With excitement, Bird in Hand announces this hometown event for poet and professor Lauren Russell’s new poetry collection, A Window That Can Neither Open Nor Close: Poems, Plots, Chance! Fellow poets Soham Patel and Lillian-Yvonne Bertram will join to read alongside Russell in this celebratory evening.
And there is much to celebrate in A Window That Can Neither Open Nor Close. The subtitle, Poems, Plots, Chance, invokes the many modes of meaning-making alive in this collection – from a pop quiz to a twelve-sided die to a box of mirrors – all of which make poetry of the space between knowing and not-knowing.
Whether you’re new to poetry or a frequent reader, we invite you to experience (because it is a full experience) this collection via this event.
Click here to RSVP!
Click here to order A Window That Can Neither Open Nor Close!
Lauren Russell is a poet and writer in hybrid forms. She is the author of A Window That Can Neither Open nor Close: Poems, Plots, Chance (Milkweed Editions, 2024); Descent (Tarpaulin Sky Press, 2020), winner of the 2021 Anna Rabinowitz Prize from the Poetry Society of America; and What’s Hanging on the Hush (Ahsahta Press 2017).
A 2017 National Endowment for the Arts Creative Writing Fellow in Poetry, she has also received fellowships from Cave Canem and the Wisconsin Institute for Creative Writing at the University of Wisconsin-Madison, and residencies from Millay Arts, the Rose O’Neill Literary House at Washington College, City of Asylum/ Passa Porta, the Virginia Center for Creative Arts, Ox-Bow, Ucross, Yaddo, and MacDowell. Her work has appeared in The New York Times Magazine, The Academy of American Poets’ Poem-a-Day, The Brooklyn Rail, and the anthologies Bettering American Poetry 2015 and Furious Flower: Seeding the Future of African American Poetry, among others.
From 2016 to 2020, Lauren was assistant director of the Center for African American Poetry and Poetics at the University of Pittsburgh. From 2020 to 2023, she served on the faculty of Michigan State University as an assistant professor in the Residential College in the Arts and Humanities and director of the RCAH Center for Poetry at MSU. In 2023, she joined the faculty of The Writing Seminars at Johns Hopkins University.

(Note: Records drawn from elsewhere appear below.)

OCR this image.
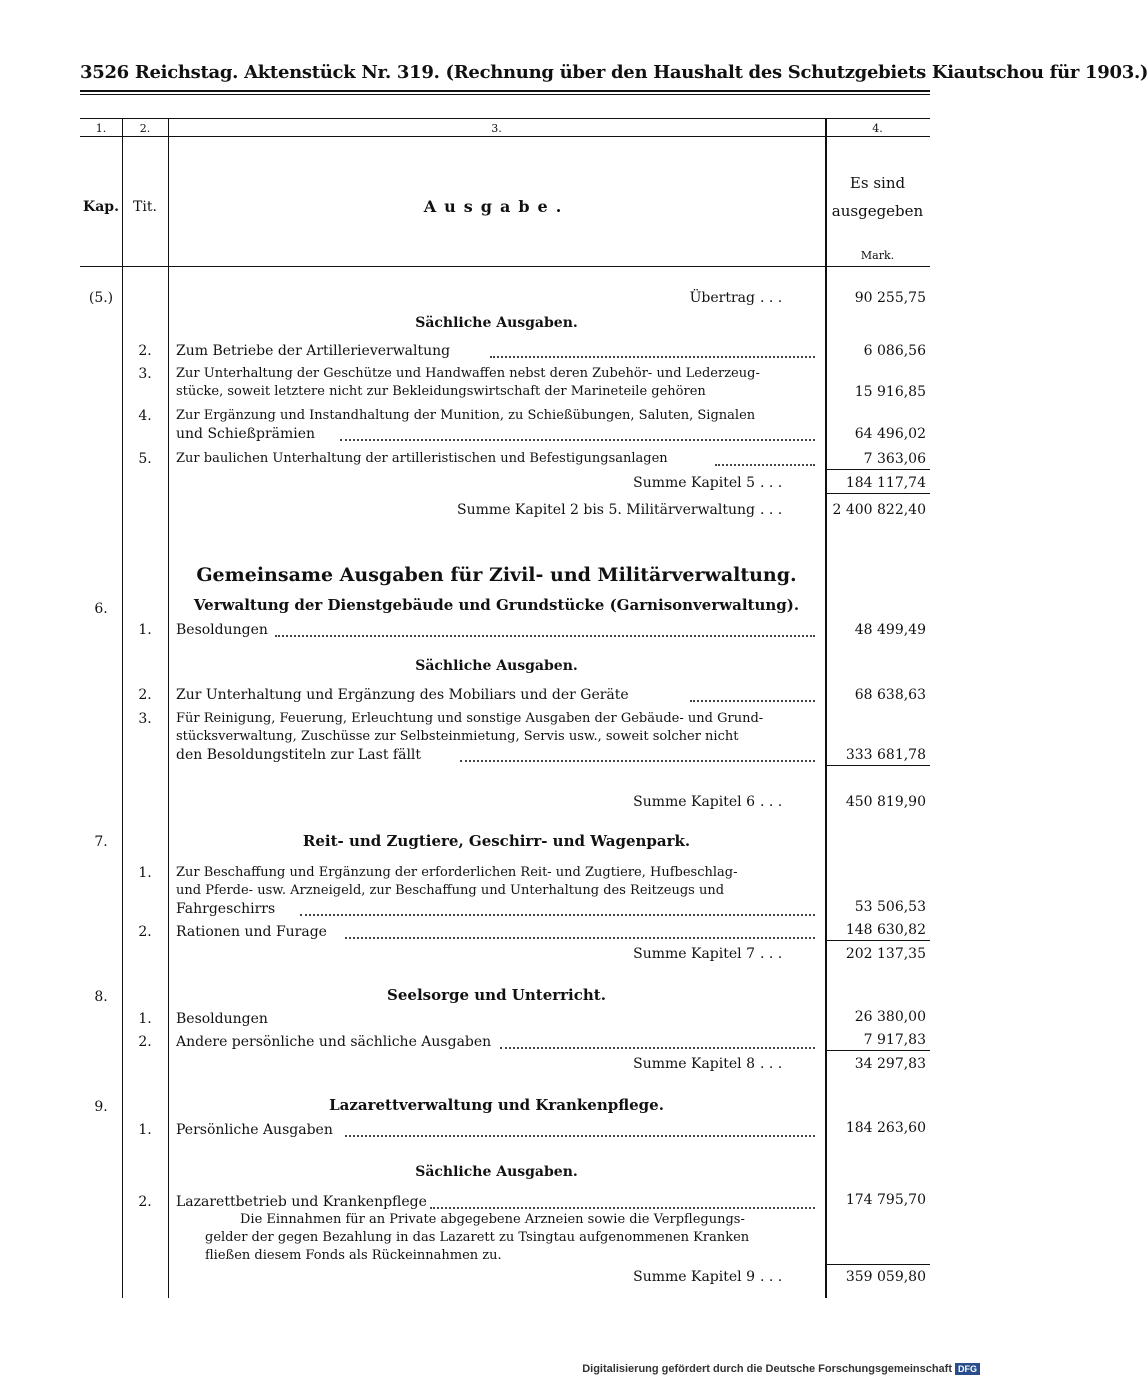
3526 Reichstag. Aktenstück Nr. 319. (Rechnung über den Haushalt des Schutzgebiets Kiautschou für 1903.)
1.	2.	3.	4.
Kap.	Tit.	Ausgabe.
Es sind
ausgegeben
Mark.
(5.)	Übertrag . . .	90 255,75
Sächliche Ausgaben.
2.	Zum Betriebe der Artillerieverwaltung	6 086,56
3.	Zur Unterhaltung der Geschütze und Handwaffen nebst deren Zubehör- und Lederzeug-
stücke, soweit letztere nicht zur Bekleidungswirtschaft der Marineteile gehören	15 916,85
4.	Zur Ergänzung und Instandhaltung der Munition, zu Schießübungen, Saluten, Signalen
und Schießprämien	64 496,02
5.	Zur baulichen Unterhaltung der artilleristischen und Befestigungsanlagen	7 363,06
Summe Kapitel 5 . . .	184 117,74
Summe Kapitel 2 bis 5. Militärverwaltung . . .	2 400 822,40
Gemeinsame Ausgaben für Zivil- und Militärverwaltung.
6.	Verwaltung der Dienstgebäude und Grundstücke (Garnisonverwaltung).
1.	Besoldungen	48 499,49
Sächliche Ausgaben.
2.	Zur Unterhaltung und Ergänzung des Mobiliars und der Geräte	68 638,63
3.	Für Reinigung, Feuerung, Erleuchtung und sonstige Ausgaben der Gebäude- und Grund-
stücksverwaltung, Zuschüsse zur Selbsteinmietung, Servis usw., soweit solcher nicht
den Besoldungstiteln zur Last fällt	333 681,78
Summe Kapitel 6 . . .	450 819,90
7.	Reit- und Zugtiere, Geschirr- und Wagenpark.
1.	Zur Beschaffung und Ergänzung der erforderlichen Reit- und Zugtiere, Hufbeschlag-
und Pferde- usw. Arzneigeld, zur Beschaffung und Unterhaltung des Reitzeugs und
Fahrgeschirrs	53 506,53
2.	Rationen und Furage	148 630,82
Summe Kapitel 7 . . .	202 137,35
8.	Seelsorge und Unterricht.
1.	Besoldungen	26 380,00
2.	Andere persönliche und sächliche Ausgaben	7 917,83
Summe Kapitel 8 . . .	34 297,83
9.	Lazarettverwaltung und Krankenpflege.
1.	Persönliche Ausgaben	184 263,60
Sächliche Ausgaben.
2.	Lazarettbetrieb und Krankenpflege	174 795,70
Die Einnahmen für an Private abgegebene Arzneien sowie die Verpflegungs-
gelder der gegen Bezahlung in das Lazarett zu Tsingtau aufgenommenen Kranken
fließen diesem Fonds als Rückeinnahmen zu.
Summe Kapitel 9 . . .	359 059,80
Digitalisierung gefördert durch die Deutsche Forschungsgemeinschaft DFG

Lillian-Yvonne Bertram is an African American writer, poet, artist, and educator who works at the intersection of computation, AI, race, and gender. They are the author of Travesty Generator (Noemi Press), a book of computational poetry that received the Poetry Society of America’s 2020 Anna Rabinowitz prize for interdisciplinary work and longlisted for the 2020 National Book Award for Poetry. They are the recipient of a National Endowment for the Arts Poetry Fellowship. Their other poetry books include How Narrow My Escapes (DIAGRAM/New Michigan), Personal Science (Tupelo Press), a slice from the cake made of air (Red Hen Press), and But a Storm is Blowing From Paradise (Red Hen Press). Their most recent full length poetry book, Negative Money, was published in 2023. Their new chapbook, written with AI, is called A Black Story May Contain Sensitive Content and won the 2023 Diagram/New Michigan chapbook contest. They direct the MFA in creative writing program at the University of Maryland and are a 2024 Foundation for Contemporary Arts poetry grant recipient and 2024 Ruby’s Grant recipient.

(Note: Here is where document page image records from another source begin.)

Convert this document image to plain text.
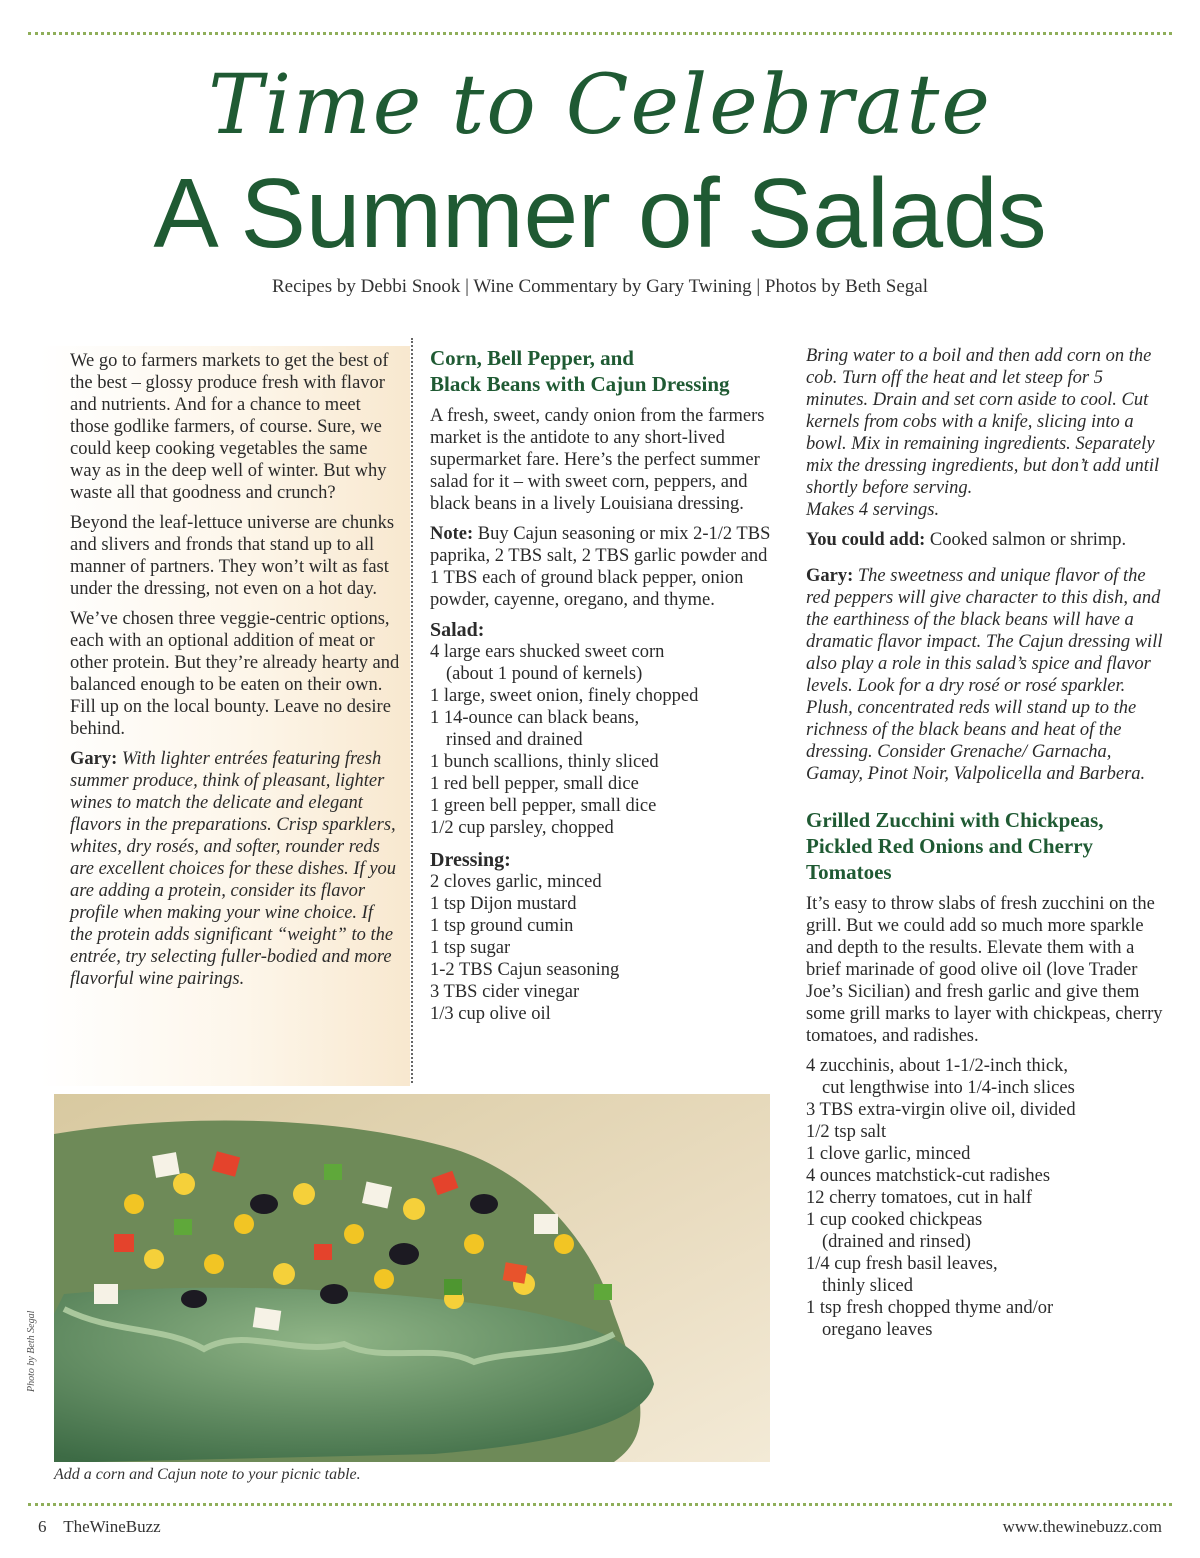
Time to Celebrate
A Summer of Salads
Recipes by Debbi Snook | Wine Commentary by Gary Twining | Photos by Beth Segal

We go to farmers markets to get the best of the best – glossy produce fresh with flavor and nutrients. And for a chance to meet those godlike farmers, of course. Sure, we could keep cooking vegetables the same way as in the deep well of winter. But why waste all that goodness and crunch?

Beyond the leaf-lettuce universe are chunks and slivers and fronds that stand up to all manner of partners. They won’t wilt as fast under the dressing, not even on a hot day.

We’ve chosen three veggie-centric options, each with an optional addition of meat or other protein. But they’re already hearty and balanced enough to be eaten on their own. Fill up on the local bounty. Leave no desire behind.

Gary: With lighter entrées featuring fresh summer produce, think of pleasant, lighter wines to match the delicate and elegant flavors in the preparations. Crisp sparklers, whites, dry rosés, and softer, rounder reds are excellent choices for these dishes. If you are adding a protein, consider its flavor profile when making your wine choice. If the protein adds significant “weight” to the entrée, try selecting fuller-bodied and more flavorful wine pairings.

Corn, Bell Pepper, and
Black Beans with Cajun Dressing

A fresh, sweet, candy onion from the farmers market is the antidote to any short-lived supermarket fare. Here’s the perfect summer salad for it – with sweet corn, peppers, and black beans in a lively Louisiana dressing.

Note: Buy Cajun seasoning or mix 2-1/2 TBS paprika, 2 TBS salt, 2 TBS garlic powder and 1 TBS each of ground black pepper, onion powder, cayenne, oregano, and thyme.

Salad:
4 large ears shucked sweet corn
(about 1 pound of kernels)
1 large, sweet onion, finely chopped
1 14-ounce can black beans,
rinsed and drained
1 bunch scallions, thinly sliced
1 red bell pepper, small dice
1 green bell pepper, small dice
1/2 cup parsley, chopped
Dressing:
2 cloves garlic, minced
1 tsp Dijon mustard
1 tsp ground cumin
1 tsp sugar
1-2 TBS Cajun seasoning
3 TBS cider vinegar
1/3 cup olive oil

Bring water to a boil and then add corn on the cob. Turn off the heat and let steep for 5 minutes. Drain and set corn aside to cool. Cut kernels from cobs with a knife, slicing into a bowl. Mix in remaining ingredients. Separately mix the dressing ingredients, but don’t add until shortly before serving.

Makes 4 servings.

You could add: Cooked salmon or shrimp.

Gary: The sweetness and unique flavor of the red peppers will give character to this dish, and the earthiness of the black beans will have a dramatic flavor impact. The Cajun dressing will also play a role in this salad’s spice and flavor levels. Look for a dry rosé or rosé sparkler. Plush, concentrated reds will stand up to the richness of the black beans and heat of the dressing. Consider Grenache/ Garnacha, Gamay, Pinot Noir, Valpolicella and Barbera.

Grilled Zucchini with Chickpeas, Pickled Red Onions and Cherry Tomatoes

It’s easy to throw slabs of fresh zucchini on the grill. But we could add so much more sparkle and depth to the results. Elevate them with a brief marinade of good olive oil (love Trader Joe’s Sicilian) and fresh garlic and give them some grill marks to layer with chickpeas, cherry tomatoes, and radishes.

4 zucchinis, about 1-1/2-inch thick,
cut lengthwise into 1/4-inch slices
3 TBS extra-virgin olive oil, divided
1/2 tsp salt
1 clove garlic, minced
4 ounces matchstick-cut radishes
12 cherry tomatoes, cut in half
1 cup cooked chickpeas
(drained and rinsed)
1/4 cup fresh basil leaves,
thinly sliced
1 tsp fresh chopped thyme and/or
oregano leaves
Photo by Beth Segal
Add a corn and Cajun note to your picnic table.
6 TheWineBuzz	www.thewinebuzz.com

Soham Patel is the author of the poetry collections to afar from afar (The Accomplices, 2018), ever really hear it (Subito, 2018 [winner of the 2017 Subito Prize, chosen by Mathias Svalina]), and all one in the end—water (Delete, 2023) and the chapbooks and nevermind the storm, New Weather Drafts (Portable Press @Yo-Yo Labs), in airplane and other poems (Oxeye Press), and Riva: A Chapter (Kitchen-Shy Press). Recent poetry has appeared in Interim, Under-belly, and Prairie Schooner.